In the Senate, Democratic Sen. Elizabeth Warren of Massachusetts told Insider that it was "not yet" time to declare the effort dead, pointing to ongoing discussions. But she, too, alluded to a winding-down calendar jam-packed with other priorities.
"There's a scramble here at the end," she said.
'The clock restarts in January'
Though fair number of Republicans have been even more critical of banning stock trading than Democrats, House Minority Leader Kevin McCarthy has said several times over the course of the last year that he supports banning members of Congress — something his Democratic counterparts have taken note of.
"There is a record of him supporting it in principle," said Spanberger.
But the impending Republican takeover of the House complicates the effort to enact any bill into law. While McCarthy, the Republican most likely to serve as the next House Speaker, has expressed openness to the idea, it's unclear if he would be willing to work with whatever legislation Senate Democrats might propose.
The opposite is also dubious: he told Punchbowl News in October that he was opposed to the bill that House Democratic leadership had introduced.
In the Senate, talks could theoretically continue into the new Congress — Democrats will retain the majority, and have even gained a new vocal supporter of banning stock trading in Congress with the election of Democrat John Fetterman of Pennsylvania.

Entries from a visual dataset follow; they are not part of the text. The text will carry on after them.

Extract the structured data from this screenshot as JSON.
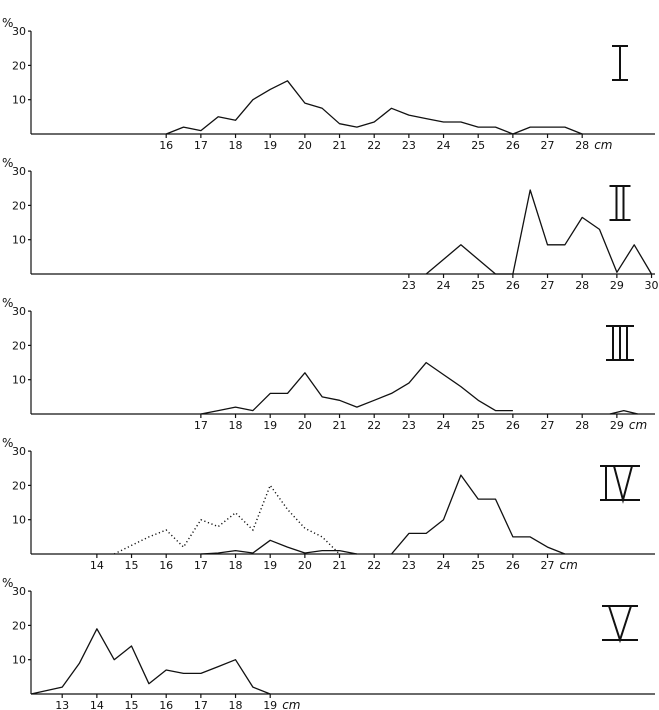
{
  "chart_data": [
    {
      "type": "line",
      "panel_numeral": "I",
      "ylabel": "%",
      "unit": "cm",
      "ylim": [
        0,
        30
      ],
      "yticks": [
        "10",
        "20",
        "30"
      ],
      "xlim": [
        12.1,
        30.1
      ],
      "xticks": [
        16,
        17,
        18,
        19,
        20,
        21,
        22,
        23,
        24,
        25,
        26,
        27,
        28
      ],
      "series": [
        {
          "style": "solid",
          "x": [
            16,
            16.5,
            17,
            17.5,
            18,
            18.5,
            19,
            19.5,
            20,
            20.5,
            21,
            21.5,
            22,
            22.5,
            23,
            23.5,
            24,
            24.5,
            25,
            25.5,
            26,
            26.5,
            27,
            27.5,
            28
          ],
          "y": [
            0,
            2,
            1,
            5,
            4,
            10,
            13,
            15.5,
            9,
            7.5,
            3,
            2,
            3.5,
            7.5,
            5.5,
            4.5,
            3.5,
            3.5,
            2,
            2,
            0,
            2,
            2,
            2,
            0
          ]
        }
      ]
    },
    {
      "type": "line",
      "panel_numeral": "II",
      "ylabel": "%",
      "unit": "",
      "ylim": [
        0,
        30
      ],
      "yticks": [
        "10",
        "20",
        "30"
      ],
      "xlim": [
        12.1,
        30.1
      ],
      "xticks": [
        23,
        24,
        25,
        26,
        27,
        28,
        29,
        30
      ],
      "series": [
        {
          "style": "solid",
          "x": [
            23.5,
            24.5,
            25.5,
            26,
            26.5,
            27,
            27.5,
            28,
            28.5,
            29,
            29.5,
            30
          ],
          "y": [
            0,
            8.5,
            0,
            0,
            24.5,
            8.5,
            8.5,
            16.5,
            13,
            0.5,
            8.5,
            0
          ]
        }
      ]
    },
    {
      "type": "line",
      "panel_numeral": "III",
      "ylabel": "%",
      "unit": "cm",
      "ylim": [
        0,
        30
      ],
      "yticks": [
        "10",
        "20",
        "30"
      ],
      "xlim": [
        12.1,
        30.1
      ],
      "xticks": [
        17,
        18,
        19,
        20,
        21,
        22,
        23,
        24,
        25,
        26,
        27,
        28,
        29
      ],
      "series": [
        {
          "style": "solid",
          "x": [
            17,
            17.5,
            18,
            18.5,
            19,
            19.5,
            20,
            20.5,
            21,
            21.5,
            22,
            22.5,
            23,
            23.5,
            24,
            24.5,
            25,
            25.5,
            26
          ],
          "y": [
            0,
            1,
            2,
            1,
            6,
            6,
            12,
            5,
            4,
            2,
            4,
            6,
            9,
            15,
            11.5,
            8,
            4,
            1,
            1
          ]
        },
        {
          "style": "solid",
          "x": [
            28.8,
            29.2,
            29.6
          ],
          "y": [
            0,
            1,
            0
          ]
        }
      ]
    },
    {
      "type": "line",
      "panel_numeral": "IV",
      "ylabel": "%",
      "unit": "cm",
      "ylim": [
        0,
        30
      ],
      "yticks": [
        "10",
        "20",
        "30"
      ],
      "xlim": [
        12.1,
        30.1
      ],
      "xticks": [
        14,
        15,
        16,
        17,
        18,
        19,
        20,
        21,
        22,
        23,
        24,
        25,
        26,
        27
      ],
      "series": [
        {
          "style": "dotted",
          "x": [
            14.5,
            15,
            15.5,
            16,
            16.5,
            17,
            17.5,
            18,
            18.5,
            19,
            19.5,
            20,
            20.5,
            21
          ],
          "y": [
            0,
            2.5,
            5,
            7,
            2,
            10,
            8,
            12,
            7,
            20,
            13,
            7.5,
            5,
            0
          ]
        },
        {
          "style": "solid",
          "x": [
            17,
            17.5,
            18,
            18.5,
            19,
            19.5,
            20,
            20.5,
            21,
            21.5
          ],
          "y": [
            0,
            0.3,
            1,
            0.3,
            4,
            2,
            0.3,
            1,
            1,
            0
          ]
        },
        {
          "style": "solid",
          "x": [
            22.5,
            23,
            23.5,
            24,
            24.5,
            25,
            25.5,
            26,
            26.5,
            27,
            27.5
          ],
          "y": [
            0,
            6,
            6,
            10,
            23,
            16,
            16,
            5,
            5,
            2,
            0
          ]
        }
      ]
    },
    {
      "type": "line",
      "panel_numeral": "V",
      "ylabel": "%",
      "unit": "cm",
      "ylim": [
        0,
        30
      ],
      "yticks": [
        "10",
        "20",
        "30"
      ],
      "xlim": [
        12.1,
        30.1
      ],
      "xticks": [
        13,
        14,
        15,
        16,
        17,
        18,
        19
      ],
      "series": [
        {
          "style": "solid",
          "x": [
            12.1,
            13,
            13.5,
            14,
            14.5,
            15,
            15.5,
            16,
            16.5,
            17,
            17.5,
            18,
            18.5,
            19
          ],
          "y": [
            0,
            2,
            9,
            19,
            10,
            14,
            3,
            7,
            6,
            6,
            8,
            10,
            2,
            0
          ]
        }
      ]
    }
  ]
}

And Democratic Rep. Hakeem Jeffries of New York, who was just elected as House Democrats' new leader, has said he is supportive of the idea.
"I support a stock ban for members of Congress," he told reporters in September.
Both Spanberger and Krishnamoorthi said they were hopeful the issue could be an area of bipartisan consensus in the new Congress, pointing to the sizable number of Republicans who have co-sponsored their respective bills.
"This is one of those areas where I do think there could be bipartisan progress," said Krishnamoorthi.
"I mean, compare this to a year ago when there was zero action, and nobody was even talking about bringing this to a vote," he added. "We've come some distance, but we have a long way to go."
Spanberger said she would continue to work with her Republican co-sponsor, Rep. Chip Roy of Texas, to add more co-sponsors to her bill as well.
But when asked if House Democratic leadership had successfully "run out the clock" on the legislation — an accusation she first lobbed in May — Spanberger laughed, putting an optimistic spin on it.
"And the clock restarts in January," she said.